In April 2025, the U.S. government announced the application of a 10% tariff on imports from Colombia, as part of a generalized tightening of its global trade policy. This measure, which has already generated reactions from different economic sectors in the country, represents a new challenge for binational trade relations and poses important implications for the Colombian financial system, especially for cooperatives.
🔎 What’s going on?
On April 2, the United States included Colombia in a package of trade sanctions targeting several countries, arguing the need to “protect its domestic industry” amid a complex global economic environment. Although Colombia is not a major sender of manufactured goods to the US, the measure affects 29% of total Colombian exports, which in 2024 accounted for more than USD 14.3 billion.
📊 Key points of the news:
- 10% tariff on all Colombian products imported by the US.
- The US is Colombia’s main trading partner.

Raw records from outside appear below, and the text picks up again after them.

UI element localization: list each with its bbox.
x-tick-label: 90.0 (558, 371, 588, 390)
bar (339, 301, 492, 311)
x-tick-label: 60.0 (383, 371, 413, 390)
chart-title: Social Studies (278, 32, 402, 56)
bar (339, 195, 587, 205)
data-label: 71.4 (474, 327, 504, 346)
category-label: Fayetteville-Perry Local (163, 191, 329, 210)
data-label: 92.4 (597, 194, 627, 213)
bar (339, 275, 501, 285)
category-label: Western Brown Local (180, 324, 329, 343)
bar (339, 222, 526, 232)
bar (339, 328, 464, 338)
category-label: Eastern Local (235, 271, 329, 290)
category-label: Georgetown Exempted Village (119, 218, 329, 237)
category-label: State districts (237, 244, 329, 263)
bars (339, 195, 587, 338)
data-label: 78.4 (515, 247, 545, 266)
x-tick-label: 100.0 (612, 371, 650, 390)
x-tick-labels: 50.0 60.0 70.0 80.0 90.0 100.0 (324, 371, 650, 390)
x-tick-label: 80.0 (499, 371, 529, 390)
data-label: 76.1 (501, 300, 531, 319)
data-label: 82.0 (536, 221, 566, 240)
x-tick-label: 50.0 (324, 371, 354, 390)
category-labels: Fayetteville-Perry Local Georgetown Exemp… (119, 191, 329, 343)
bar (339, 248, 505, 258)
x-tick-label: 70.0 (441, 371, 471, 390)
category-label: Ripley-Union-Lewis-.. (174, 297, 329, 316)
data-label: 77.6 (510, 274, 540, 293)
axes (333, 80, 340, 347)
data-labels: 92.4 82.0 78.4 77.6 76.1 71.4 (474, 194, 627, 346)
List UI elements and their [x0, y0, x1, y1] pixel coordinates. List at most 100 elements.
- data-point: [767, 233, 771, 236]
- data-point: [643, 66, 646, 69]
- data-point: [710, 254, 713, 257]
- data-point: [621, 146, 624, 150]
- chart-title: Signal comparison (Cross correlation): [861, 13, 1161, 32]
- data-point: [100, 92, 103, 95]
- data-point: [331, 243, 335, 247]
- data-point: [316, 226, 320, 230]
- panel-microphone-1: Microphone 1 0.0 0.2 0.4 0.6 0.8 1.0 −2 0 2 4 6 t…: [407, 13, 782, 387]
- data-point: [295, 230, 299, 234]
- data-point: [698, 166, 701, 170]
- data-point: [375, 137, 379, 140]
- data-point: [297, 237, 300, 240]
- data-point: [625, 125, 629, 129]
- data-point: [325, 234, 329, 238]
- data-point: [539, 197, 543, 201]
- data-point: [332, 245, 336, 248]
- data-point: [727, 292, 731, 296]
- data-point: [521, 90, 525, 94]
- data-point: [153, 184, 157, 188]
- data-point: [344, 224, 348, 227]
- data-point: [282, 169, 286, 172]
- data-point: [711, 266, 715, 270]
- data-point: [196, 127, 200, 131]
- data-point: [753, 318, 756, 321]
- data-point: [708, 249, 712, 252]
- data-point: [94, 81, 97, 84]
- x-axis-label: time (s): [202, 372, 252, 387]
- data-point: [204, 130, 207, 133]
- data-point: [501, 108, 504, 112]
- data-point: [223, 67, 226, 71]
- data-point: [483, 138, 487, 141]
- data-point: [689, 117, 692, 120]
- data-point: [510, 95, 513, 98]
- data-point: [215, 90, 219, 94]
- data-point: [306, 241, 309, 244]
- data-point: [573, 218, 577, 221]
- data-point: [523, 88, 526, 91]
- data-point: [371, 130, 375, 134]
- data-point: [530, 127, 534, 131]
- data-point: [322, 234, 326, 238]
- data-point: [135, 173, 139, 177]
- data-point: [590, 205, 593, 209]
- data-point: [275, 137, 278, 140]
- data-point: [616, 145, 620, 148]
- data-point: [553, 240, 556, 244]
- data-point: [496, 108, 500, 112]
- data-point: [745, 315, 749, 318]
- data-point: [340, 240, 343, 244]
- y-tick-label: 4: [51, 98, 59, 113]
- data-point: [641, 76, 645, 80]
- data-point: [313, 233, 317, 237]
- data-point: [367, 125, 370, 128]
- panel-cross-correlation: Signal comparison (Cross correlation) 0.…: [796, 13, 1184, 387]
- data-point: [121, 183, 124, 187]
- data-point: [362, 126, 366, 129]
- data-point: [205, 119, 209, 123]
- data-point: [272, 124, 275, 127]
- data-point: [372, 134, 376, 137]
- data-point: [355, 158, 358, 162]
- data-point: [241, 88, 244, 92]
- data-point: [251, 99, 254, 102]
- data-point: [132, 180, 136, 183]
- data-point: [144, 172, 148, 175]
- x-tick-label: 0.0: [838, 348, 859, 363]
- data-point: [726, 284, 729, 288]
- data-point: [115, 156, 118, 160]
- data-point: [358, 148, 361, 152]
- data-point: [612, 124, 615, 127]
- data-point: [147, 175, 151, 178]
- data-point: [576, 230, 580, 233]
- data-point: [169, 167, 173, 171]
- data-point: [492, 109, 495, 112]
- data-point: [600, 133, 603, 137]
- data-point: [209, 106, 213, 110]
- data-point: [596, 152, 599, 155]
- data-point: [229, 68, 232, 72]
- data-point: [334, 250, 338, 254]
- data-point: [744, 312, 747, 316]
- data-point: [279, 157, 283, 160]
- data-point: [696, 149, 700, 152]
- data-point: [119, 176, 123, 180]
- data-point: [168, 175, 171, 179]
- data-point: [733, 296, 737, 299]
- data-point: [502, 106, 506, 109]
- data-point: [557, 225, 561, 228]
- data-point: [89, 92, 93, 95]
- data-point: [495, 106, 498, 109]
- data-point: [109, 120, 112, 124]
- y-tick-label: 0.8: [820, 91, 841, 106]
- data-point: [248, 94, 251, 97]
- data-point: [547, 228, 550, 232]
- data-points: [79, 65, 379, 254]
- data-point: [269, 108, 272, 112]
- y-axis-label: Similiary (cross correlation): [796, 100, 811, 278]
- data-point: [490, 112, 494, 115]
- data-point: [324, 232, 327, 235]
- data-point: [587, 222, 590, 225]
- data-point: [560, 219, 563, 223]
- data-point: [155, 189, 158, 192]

- The measure could impact sectors such as agro-industrial, mining-energy and manufacturing.
- It is expected to have an effect on the trade balance, exchange rate and economic growth projections for 2025.
- Generates uncertainty in foreign investment and foreign exchange flows.
📉 How could it affect the Colombian economy?
-
Reduction in exports: Colombian companies will face higher barriers to enter the U.S. market, which may reduce their revenues and competitiveness.
-
Impact on the dollar: Lower foreign currency inflows may put pressure on the exchange rate, leading to a possible devaluation of the peso.
-
Higher inflation: A weaker peso could make imported products more expensive, increasing the cost of living.
-
Interest rate adjustments: Banco de la República could be forced to react with monetary policy adjustments to contain inflation or stimulate growth.
🏦 Impact on the financial and cooperative sector.
Although the initial impact is concentrated on foreign trade, the financial and cooperative sector is no stranger to this juncture:
📌 1. Increased credit risk.
- Exporting companies, especially MSMEs, could face difficulties in meeting their financial commitments.
- Cooperatives with portfolios in export sectors should review their past due portfolio risk.
📌 2. Decrease in savings capacity
- If prices rise and disposable income falls, families could reduce their deposits in cooperatives and financial entities.
📌 3. Lower productive investment.
- Economic uncertainty could lead to a pause in expansion or investment projects, reducing demand for business credit.
📌 4. Opportunity for technological adaptation.
- In an uncertain environment, digitization and automation of financial processes can be key to improving efficiency and reducing operating costs. Solutions such as Smart Road, Digital Credit and Shareppy Portfolio Management can help mitigate risks and maintain operational sustainability.
✅ What can cooperative entities do?
- Review and segment their portfolio to detect sectors most exposed to the crisis.
- Implement scoring tools and early warnings to detect risks.
- Optimize internal processes with digital platforms that reduce time and costs.
- Communicate clearly to its associates about the possible impacts and measures adopted.
🧭 In conclusion:
The imposition of tariffs by the US represents a new challenge for the Colombian economy, but also an opportunity for the cooperative sector to strengthen its response capacity with data, operational efficiency and closeness with its associates. At Shareppy, we reaffirm our commitment to those entities that seek to adapt, innovate and grow even in the midst of uncertainty.